The Hindu Kush mountains seemed to glow .If you climbed high enough you can see all of Afghanistan, my grandpa and I always fell for that beautiful scenery. Today though was different I asked him about the east, he told me about Pakistan. I had only been to Pakistan once. My parents had taken me inside there border once. Other than that, I have never been outside Afghanistan. Then he told me about a country even more west India. I had only heard about them in books, There were hardly any Indians in our side of Afghanistan. When we  went to Kabul, we saw a few selling spices. my grandfather even revealed he had been there once, after India had gotten independence. He described it as a paradise. With the different ethnic groups, the foods, animals, beaches, and music. He pulled out a Indian  coin from his pocket.

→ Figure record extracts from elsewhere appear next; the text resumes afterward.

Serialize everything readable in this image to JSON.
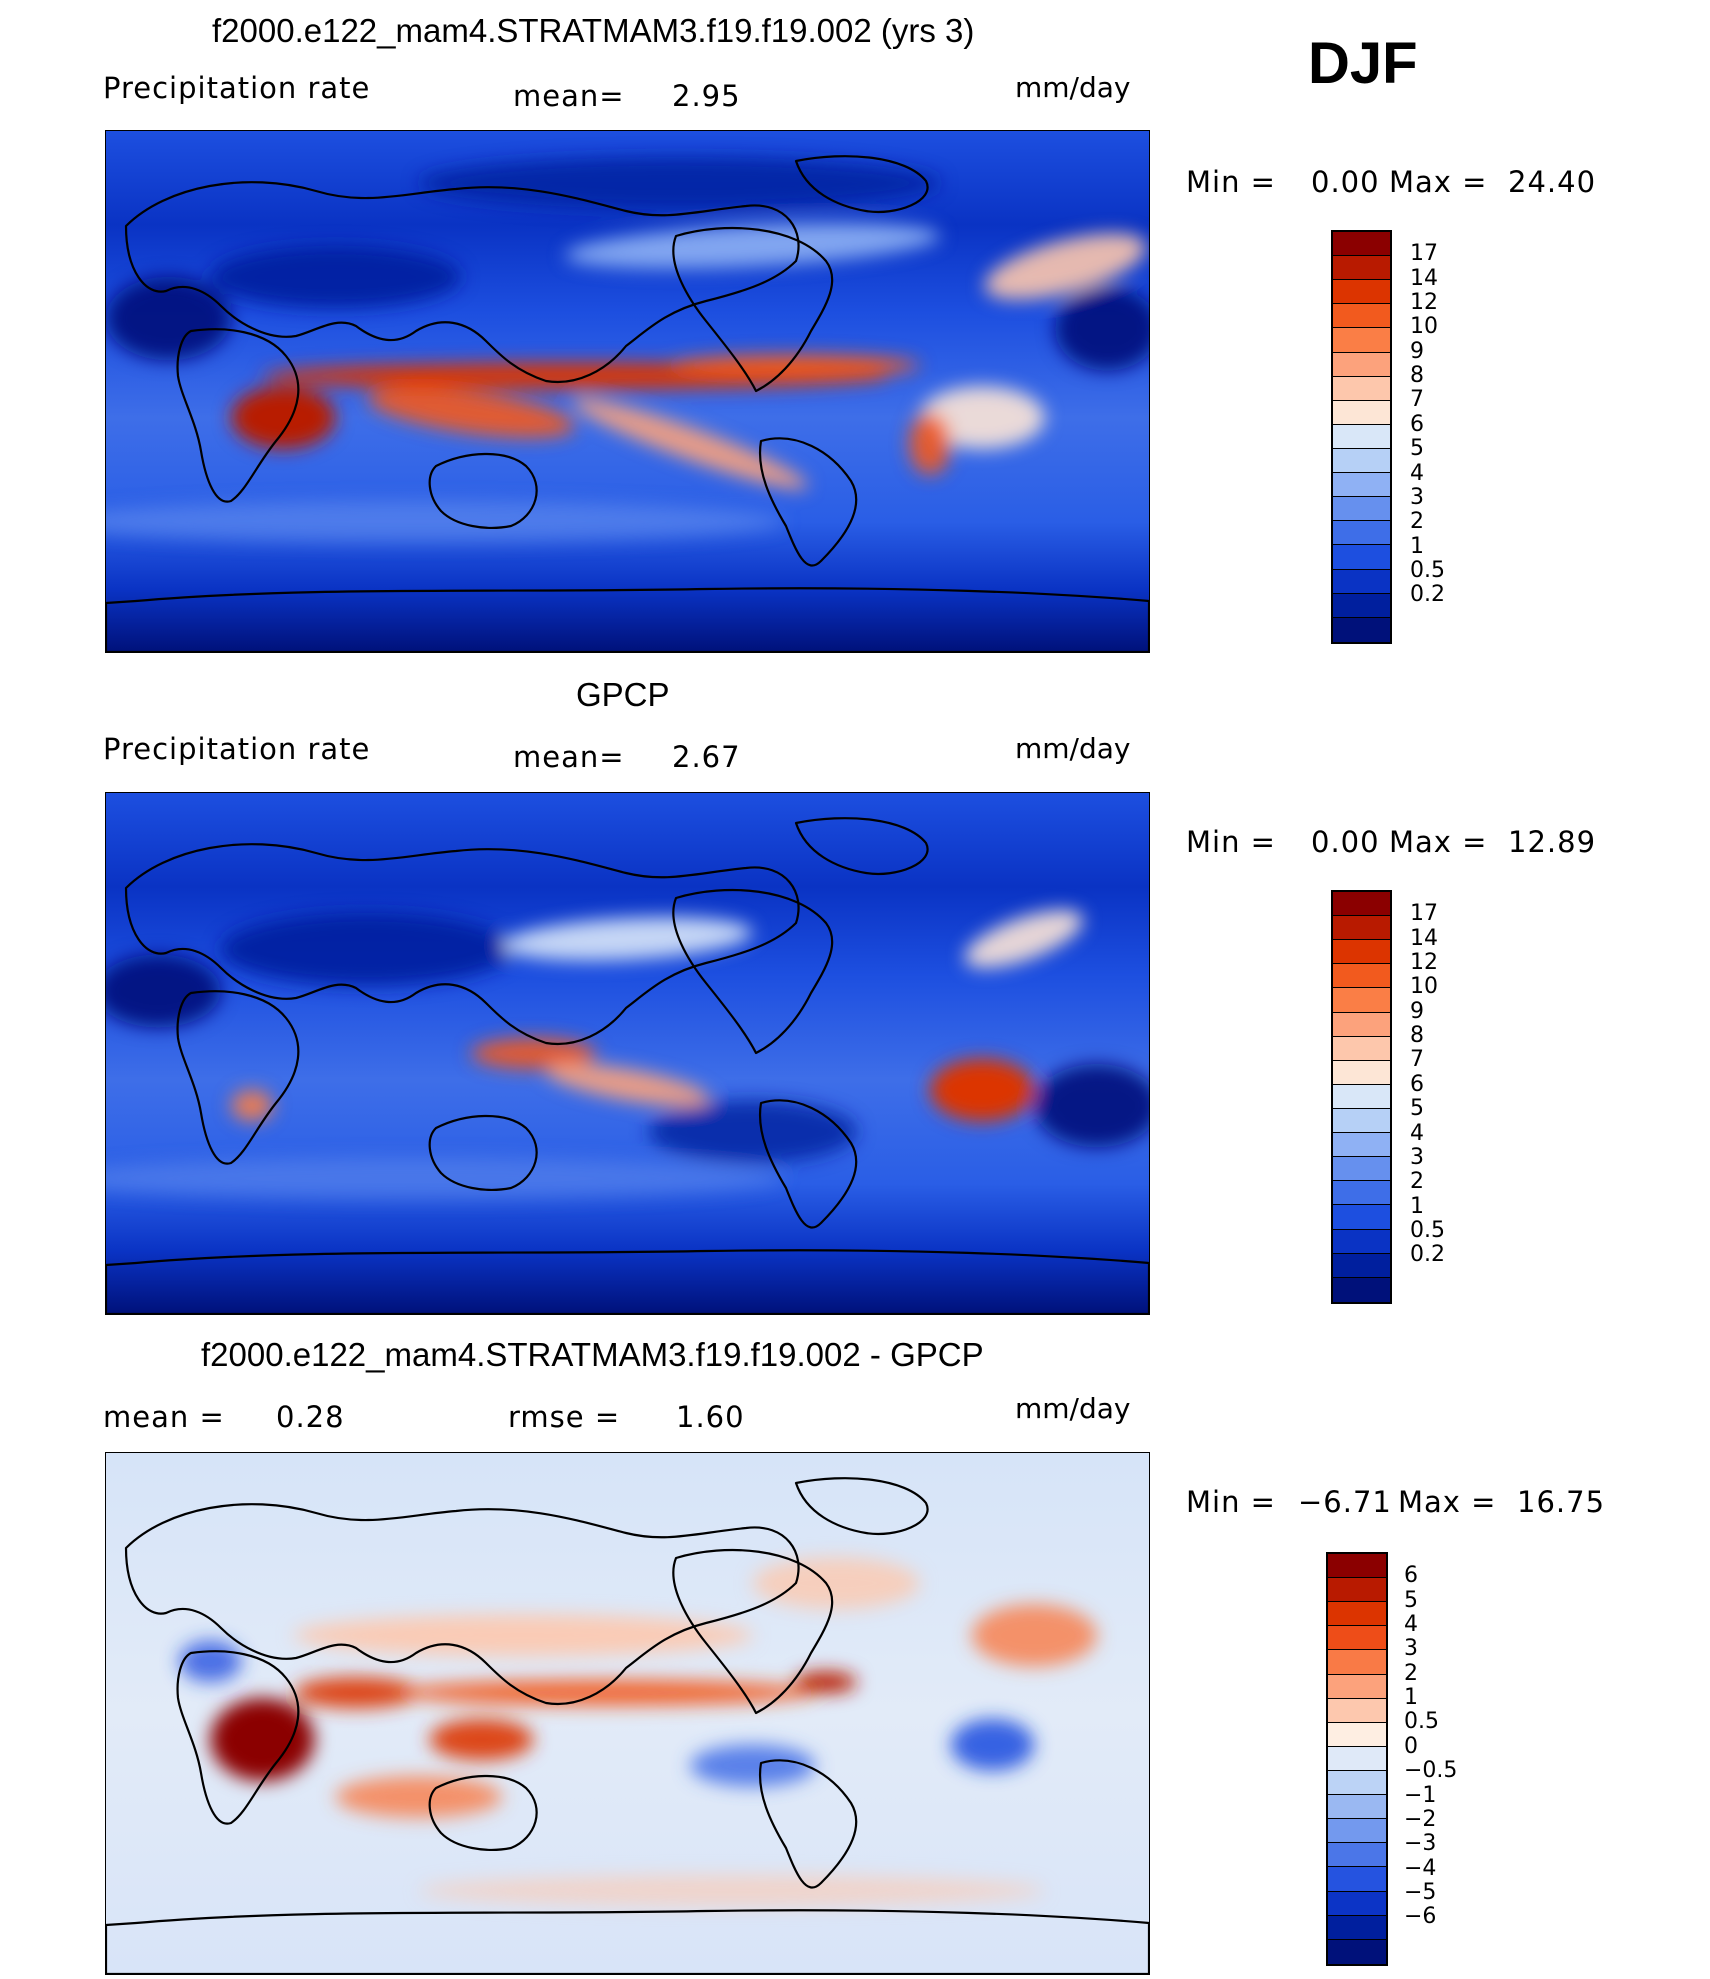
{
  "season": "DJF",
  "panels": [
    {
      "title": "f2000.e122_mam4.STRATMAM3.f19.f19.002 (yrs 3)",
      "left_label": "Precipitation  rate",
      "stat1_label": "mean=",
      "stat1_value": "2.95",
      "units": "mm/day",
      "min_label": "Min  =",
      "min_value": "0.00",
      "max_label": "Max  =",
      "max_value": "24.40",
      "field": "model",
      "colorbar": {
        "colors": [
          "#8b0000",
          "#b81a00",
          "#dc3400",
          "#f25a1e",
          "#fa7e46",
          "#fca27c",
          "#fdc7ac",
          "#fde6d6",
          "#d9e7f8",
          "#b6d0f6",
          "#8fb1f4",
          "#6690ee",
          "#3e6ee8",
          "#1d4fe0",
          "#0a33c4",
          "#001f9e",
          "#00117a"
        ],
        "labels": [
          "17",
          "14",
          "12",
          "10",
          "9",
          "8",
          "7",
          "6",
          "5",
          "4",
          "3",
          "2",
          "1",
          "0.5",
          "0.2"
        ]
      }
    },
    {
      "title": "GPCP",
      "left_label": "Precipitation  rate",
      "stat1_label": "mean=",
      "stat1_value": "2.67",
      "units": "mm/day",
      "min_label": "Min  =",
      "min_value": "0.00",
      "max_label": "Max  =",
      "max_value": "12.89",
      "field": "obs",
      "colorbar": {
        "colors": [
          "#8b0000",
          "#b81a00",
          "#dc3400",
          "#f25a1e",
          "#fa7e46",
          "#fca27c",
          "#fdc7ac",
          "#fde6d6",
          "#d9e7f8",
          "#b6d0f6",
          "#8fb1f4",
          "#6690ee",
          "#3e6ee8",
          "#1d4fe0",
          "#0a33c4",
          "#001f9e",
          "#00117a"
        ],
        "labels": [
          "17",
          "14",
          "12",
          "10",
          "9",
          "8",
          "7",
          "6",
          "5",
          "4",
          "3",
          "2",
          "1",
          "0.5",
          "0.2"
        ]
      }
    },
    {
      "title": "f2000.e122_mam4.STRATMAM3.f19.f19.002 - GPCP",
      "left_label": "mean  =",
      "left_value": "0.28",
      "stat1_label": "rmse  =",
      "stat1_value": "1.60",
      "units": "mm/day",
      "min_label": "Min  =",
      "min_value": "−6.71",
      "max_label": "Max  =",
      "max_value": "16.75",
      "field": "diff",
      "colorbar": {
        "colors": [
          "#8b0000",
          "#b81a00",
          "#dc3400",
          "#ee4d18",
          "#f97a46",
          "#fca27c",
          "#fdc8ae",
          "#feeee2",
          "#dfe9f8",
          "#bcd3f6",
          "#9ab8f2",
          "#7399ee",
          "#4b76e8",
          "#2553e0",
          "#0c34c6",
          "#001f9e",
          "#00117a"
        ],
        "labels": [
          "6",
          "5",
          "4",
          "3",
          "2",
          "1",
          "0.5",
          "0",
          "−0.5",
          "−1",
          "−2",
          "−3",
          "−4",
          "−5",
          "−6"
        ]
      }
    }
  ]
}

My grandfather kept it everywhere he went. the sun started to go down and we headed own the mountain. We had plenty of Naan and green tea for the walk down. Our house was only a couple of miles from the mountain. We had come home to a very bust household. My brother was playing the tablas while my sister sang in dari. My mother was preparing a meal of biryani, while my father was watching football with his friends. They had all tuned in at our house because my father had streamed games from the Premier League. In Afghanistan, we usually do not get football games outside of our country. So when we do, it is special. While we were eating dinner, I told my parents about what I had learned about India. My mother said she had always wanted to go to India but never had the chance. My grandfather proposed the idea of taking me to India for my birthday. My parents thought it would be a great idea. When I went to school I told my friends. They said they had heard about India. To them it seemed mystical and distant. My birthday came up fast, the night before we headed to India.

We were going on the Kabul Transit train. The ride through Afghanistan was calm, when we reached Pakistan it was clam as well, until we reached Mingora. The train tracks stopped, suddenly two gun men knocked down on the window. They were the Taliban! They demanded us to go back with them to our camp. My grandfather and I were able to hide. As we were running  back we heard gun shots and groans from the camp. The Taliban had killed the civilians. We ran as fast as we could and then we found someone driving. We asked them if we could have a ride to the next stop. The man named Azan, happily gave us a ride there. We boarded the train. We finally reached the Indian border. We crossed the border, we had reached the strange land. The land we had been talking about for years.

Even already India felt like millions miles away. The music was louder and the people were everywhere as Grandpa described. They even spoke a strange language we never heard. We saw a golden temple, it was scenic over the water. We then traveled to Agra. There we saw the Taj Mahal there my grandfather had got a telegram from our family. It was one of the survivors from the train warning us that the Taliban had seized my I.D. card and we’re headed to kidnap our family back home. I am scared to say we have now the Great Journey.